Teevens, Dartmouth’s all-time winningest coach, had two stints as head coach at his alma mater, going 117-101-2 and five Ivy League championships.
In March, he was hit by a truck while riding his bike in Florida. He suffered spinal cord injuries and had to have his right leg amputated.
Dartmouth announced in May that assistant Sammy McCorkle would serve as interim coach through the 2023 season. Teevens moved to Boston over the summer to continue his rehabilitation from the accident.
“Throughout this journey, we constantly pass on the thoughts, memories and love we sent him,” Teevens’ family said in a statement released through Dartmouth. “Your kindness from him and letters of encouragement from him did not go unnoticed and were greatly appreciated by both Buddy and our family. We are confident and comforted by the fact that he passed away knowing how much we loved and admired him.”
McCorkle and athletic director Mike Harrity informed the team of Teevens’ death after practice Tuesday. Teevens had overseen the program from 2005 and also from 1987 to 1991. He led Dartmouth to shared Ivy League championships in 1990, 2015, 2019 and 2021 and an outright title in 1991.
In 2010, he became the first coach to eliminate full-contact practices year-round, a method adopted across the Ivy League in 2016. Teevens’ efforts led Dartmouth’s engineering school to create the Mobile Virtual Player , a robotic input device used by other universities. teams and in the NFL.

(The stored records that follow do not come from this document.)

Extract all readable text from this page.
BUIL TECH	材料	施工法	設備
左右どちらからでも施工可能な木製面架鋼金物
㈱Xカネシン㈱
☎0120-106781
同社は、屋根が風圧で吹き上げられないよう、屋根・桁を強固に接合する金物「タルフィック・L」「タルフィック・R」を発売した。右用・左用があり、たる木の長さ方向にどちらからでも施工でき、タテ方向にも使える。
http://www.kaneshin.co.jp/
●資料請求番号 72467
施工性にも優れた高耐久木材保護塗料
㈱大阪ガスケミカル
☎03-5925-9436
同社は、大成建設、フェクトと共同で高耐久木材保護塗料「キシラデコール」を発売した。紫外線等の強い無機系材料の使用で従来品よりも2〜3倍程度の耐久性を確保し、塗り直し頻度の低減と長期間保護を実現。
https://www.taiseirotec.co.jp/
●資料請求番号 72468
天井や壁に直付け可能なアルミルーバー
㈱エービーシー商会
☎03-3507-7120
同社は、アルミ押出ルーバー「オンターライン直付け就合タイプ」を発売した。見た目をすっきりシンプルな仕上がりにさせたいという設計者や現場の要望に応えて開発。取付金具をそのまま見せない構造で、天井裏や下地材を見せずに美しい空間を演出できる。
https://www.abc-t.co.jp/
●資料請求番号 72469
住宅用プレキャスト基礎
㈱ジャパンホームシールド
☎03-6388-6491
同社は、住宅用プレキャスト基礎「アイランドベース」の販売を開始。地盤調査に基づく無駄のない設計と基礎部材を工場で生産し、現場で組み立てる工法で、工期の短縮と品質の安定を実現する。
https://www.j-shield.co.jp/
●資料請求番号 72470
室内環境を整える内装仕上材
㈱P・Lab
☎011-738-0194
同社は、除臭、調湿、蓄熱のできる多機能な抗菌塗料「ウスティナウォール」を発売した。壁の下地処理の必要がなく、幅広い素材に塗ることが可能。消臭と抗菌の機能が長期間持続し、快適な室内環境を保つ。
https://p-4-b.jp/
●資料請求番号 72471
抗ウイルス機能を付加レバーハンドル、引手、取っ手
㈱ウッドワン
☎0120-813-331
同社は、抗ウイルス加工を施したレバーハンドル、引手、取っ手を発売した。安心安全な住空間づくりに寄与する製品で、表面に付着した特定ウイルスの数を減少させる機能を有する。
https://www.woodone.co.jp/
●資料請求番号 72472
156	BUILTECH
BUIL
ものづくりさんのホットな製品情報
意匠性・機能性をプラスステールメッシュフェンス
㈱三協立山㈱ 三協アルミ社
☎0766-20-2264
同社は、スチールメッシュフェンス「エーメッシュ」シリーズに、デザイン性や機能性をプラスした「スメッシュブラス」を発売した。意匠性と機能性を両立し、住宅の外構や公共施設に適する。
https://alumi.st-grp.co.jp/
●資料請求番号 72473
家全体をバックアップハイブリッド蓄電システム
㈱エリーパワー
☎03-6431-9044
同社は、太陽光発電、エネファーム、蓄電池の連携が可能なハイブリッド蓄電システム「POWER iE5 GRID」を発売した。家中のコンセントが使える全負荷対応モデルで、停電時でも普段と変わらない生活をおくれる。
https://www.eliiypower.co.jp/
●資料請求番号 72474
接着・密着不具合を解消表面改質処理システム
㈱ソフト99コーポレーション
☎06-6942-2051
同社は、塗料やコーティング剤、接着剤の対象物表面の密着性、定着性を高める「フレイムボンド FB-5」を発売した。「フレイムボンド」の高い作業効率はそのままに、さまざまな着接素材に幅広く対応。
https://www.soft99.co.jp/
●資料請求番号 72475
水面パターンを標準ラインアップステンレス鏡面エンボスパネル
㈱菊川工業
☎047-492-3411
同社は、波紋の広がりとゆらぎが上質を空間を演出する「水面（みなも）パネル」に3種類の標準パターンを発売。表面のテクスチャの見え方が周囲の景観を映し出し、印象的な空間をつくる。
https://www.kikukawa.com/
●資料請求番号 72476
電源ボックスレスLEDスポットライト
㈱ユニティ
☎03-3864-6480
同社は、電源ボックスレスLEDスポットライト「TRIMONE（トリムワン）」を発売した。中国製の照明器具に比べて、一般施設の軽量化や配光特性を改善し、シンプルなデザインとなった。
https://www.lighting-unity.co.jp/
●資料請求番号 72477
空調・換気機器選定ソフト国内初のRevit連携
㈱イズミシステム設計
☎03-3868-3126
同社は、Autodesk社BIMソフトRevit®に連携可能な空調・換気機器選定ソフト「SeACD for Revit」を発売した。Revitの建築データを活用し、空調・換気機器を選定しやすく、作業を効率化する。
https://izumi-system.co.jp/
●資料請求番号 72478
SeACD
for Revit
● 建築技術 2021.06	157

“His impact on both college football and the NFL has been enormous,” NFL commissioner Roger Goodell said of Teevens during the 2023 NFL draft. “He has been a leader in making our game safer through revolutionary innovations. He is a pioneer in recruiting female coaches, two of whom currently coach in the NFL.”
Teevens first became a head coach at Maine in 1986 and held two of those positions in the FBS, at Tulane and Stanford, where he went a combined 21-68.
He played quarterback at Dartmouth and earned Ivy League Player of the Year honors in 1978, when the Big Green won the conference title. Teevens also played hockey in college.
Dartmouth will hold a moment of silence for Teevens before this week’s home game against Lehigh.
“This is tragic news for Dartmouth and the entire football world,” Dartmouth President Sian Leah Beilock and Harrity said in a joint statement. “Buddy was not only synonymous with Dartmouth football, but he was a beloved coach and an innovative and inspiring leader who helped shape the lives of generations of students.”